Connu pour son franc-parler, Minkoro Kané, général de brigade à la retraite, a vécu toutes les crises sécuritaires qui ont secoué le Mali au cours des quarante dernières années. Il porte sur celles-ci des jugements tranchés.

« J’étais chargé d’apporter leur repas de midi à ceux qui travaillaient au champ. S’il en restait un peu après qu’ils ont fini, je mangeais. Dans le cas contraire, je retournais en classe le ventre vide. », raconte Minkoro Kané lorsqu’il évoque les souvenirs qu’il garde de son enfance. Beaucoup d’enfants ont certainement vécu, comme lui, le manque de nourriture chez leurs logeurs, ces derniers étant pour certains démunis. Kané est confronté à d’autres réalités de la vie lorsqu’il est envoyé à Koumantou pour poursuivre sa scolarité.

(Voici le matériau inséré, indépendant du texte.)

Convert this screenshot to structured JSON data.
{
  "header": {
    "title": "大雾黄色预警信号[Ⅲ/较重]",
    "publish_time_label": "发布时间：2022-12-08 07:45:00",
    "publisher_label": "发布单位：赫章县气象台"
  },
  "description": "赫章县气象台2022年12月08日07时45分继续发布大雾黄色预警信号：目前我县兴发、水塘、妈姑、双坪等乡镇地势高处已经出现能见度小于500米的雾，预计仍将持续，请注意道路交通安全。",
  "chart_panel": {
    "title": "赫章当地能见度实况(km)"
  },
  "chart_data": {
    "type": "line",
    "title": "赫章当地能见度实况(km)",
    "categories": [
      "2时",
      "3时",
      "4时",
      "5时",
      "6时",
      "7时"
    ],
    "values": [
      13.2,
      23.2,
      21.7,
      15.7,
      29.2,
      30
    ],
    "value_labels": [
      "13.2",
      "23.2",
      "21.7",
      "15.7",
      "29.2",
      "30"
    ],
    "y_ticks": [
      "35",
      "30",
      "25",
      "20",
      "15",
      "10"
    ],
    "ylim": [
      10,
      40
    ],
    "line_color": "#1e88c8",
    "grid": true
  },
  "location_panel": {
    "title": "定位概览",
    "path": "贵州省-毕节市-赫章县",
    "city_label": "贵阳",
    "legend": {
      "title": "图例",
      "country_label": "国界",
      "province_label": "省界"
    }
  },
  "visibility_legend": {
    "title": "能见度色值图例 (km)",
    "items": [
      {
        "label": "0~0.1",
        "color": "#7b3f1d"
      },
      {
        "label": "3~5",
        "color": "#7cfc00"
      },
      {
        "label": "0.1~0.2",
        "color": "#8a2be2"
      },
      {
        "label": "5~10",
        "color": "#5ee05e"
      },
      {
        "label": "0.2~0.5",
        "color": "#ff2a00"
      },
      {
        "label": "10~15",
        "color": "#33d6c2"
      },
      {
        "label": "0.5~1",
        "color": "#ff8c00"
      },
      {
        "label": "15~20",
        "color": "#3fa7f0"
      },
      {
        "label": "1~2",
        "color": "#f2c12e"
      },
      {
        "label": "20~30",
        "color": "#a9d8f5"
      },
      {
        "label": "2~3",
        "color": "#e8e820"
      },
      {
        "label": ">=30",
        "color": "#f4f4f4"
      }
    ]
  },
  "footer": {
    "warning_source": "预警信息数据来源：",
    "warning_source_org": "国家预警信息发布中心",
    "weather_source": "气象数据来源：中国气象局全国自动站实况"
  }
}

Haute taille, carrure imposante, loquace et affable, Minkoro Kané est né vers 1957 à Garalo, dans la région de Bougouni, où il a passé sa tendre enfance. Il rappelle, avec une certaine émotion, sa prime jeunesse : l’enseignement coranique suivi jusqu’à l’âge de 6 ans, puis ce que l’on appelait à l’époque « l’école des Blancs », les travaux champêtres comme « gardien des champs » et surveillant du parc à bétail familial. Une enfance qu’il juge comblée et qui, selon lui, ne pouvait que le mettre sur la bonne voie.

Goût des armes et amour de l’armée

Quand nous lui demandons ce qui l’a poussé vers une carrière militaire, il répond en souriant : « Je suis presque né avec le goût des armes et l’amour de l’armée. J’en rêvais. » Le déclic arrive véritablement à l’âge de 13 ans, lors d’une manœuvre militaire dans son village natal où un militaire lui fait tirer un Canon anti-aérien de 85 mm. « Ce jour-là, ma conviction s’est définitivement ancrée », dit-il.

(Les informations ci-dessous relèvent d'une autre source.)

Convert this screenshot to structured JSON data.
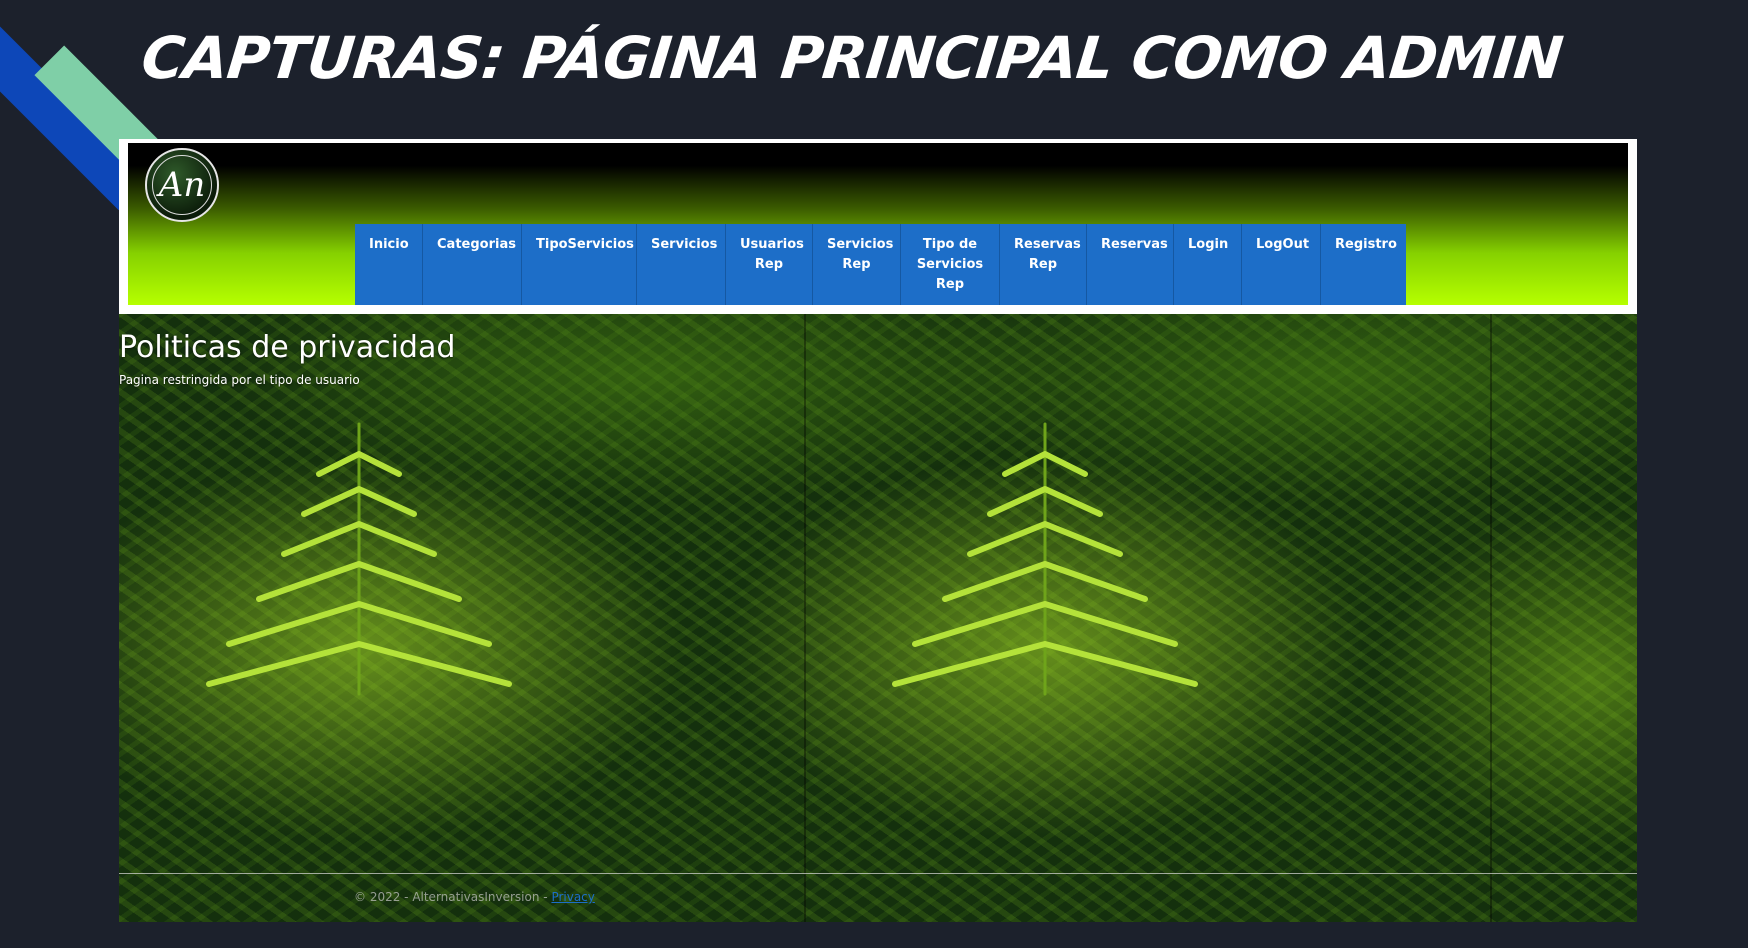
{
  "slide": {
    "title": "CAPTURAS: PÁGINA PRINCIPAL COMO ADMIN"
  },
  "site": {
    "logo_text": "An",
    "nav": [
      {
        "label": "Inicio"
      },
      {
        "label": "Categorias"
      },
      {
        "label": "TipoServicios"
      },
      {
        "label": "Servicios"
      },
      {
        "label": "Usuarios Rep"
      },
      {
        "label": "Servicios Rep"
      },
      {
        "label": "Tipo de Servicios Rep"
      },
      {
        "label": "Reservas Rep"
      },
      {
        "label": "Reservas"
      },
      {
        "label": "Login"
      },
      {
        "label": "LogOut"
      },
      {
        "label": "Registro"
      }
    ],
    "page_title": "Politicas de privacidad",
    "page_subtitle": "Pagina restringida por el tipo de usuario",
    "footer": {
      "copyright": "© 2022 - AlternativasInversion - ",
      "privacy_link": "Privacy"
    }
  },
  "colors": {
    "slide_background": "#1c212c",
    "nav_button": "#1d6ec8",
    "header_gradient_top": "#000000",
    "header_gradient_bottom": "#b6ff00",
    "deco_blue": "#0d47b8",
    "deco_green": "#7fcfa7"
  }
}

Un jour, en 1969, il se rend à l’état-major des armées pour en rencontrer le chef. Demande peu usitée, qui le fait promener de bureau en bureau, avant de finir tout de même dans celui qu’il recherchait. « C’était Boucary Sangaré, se souvient-il. Je ne me rappelle plus exactement son grade. Il était soit commandant, soit lieutenant-colonel. Je lui ai dit que je voulais entrer dans l’armée. Il m’a suggéré de terminer le lycée et de faire ensuite le concours d’entrée à l’École militaire interarmes pour devenir officier. »

Schéma suivi à la lettre : l’élève Minkoro passe en 1972 d’abord son baccalauréat, puis le concours d’entrée à l’EMIA de Kati. La formation commence le 1er octobre 1972 et devait se terminer le 16 octobre 1975. Mais elle est interrompue en 1974 par la guerre entre le Mali et la Haute-Volta (actuel Burkina Faso).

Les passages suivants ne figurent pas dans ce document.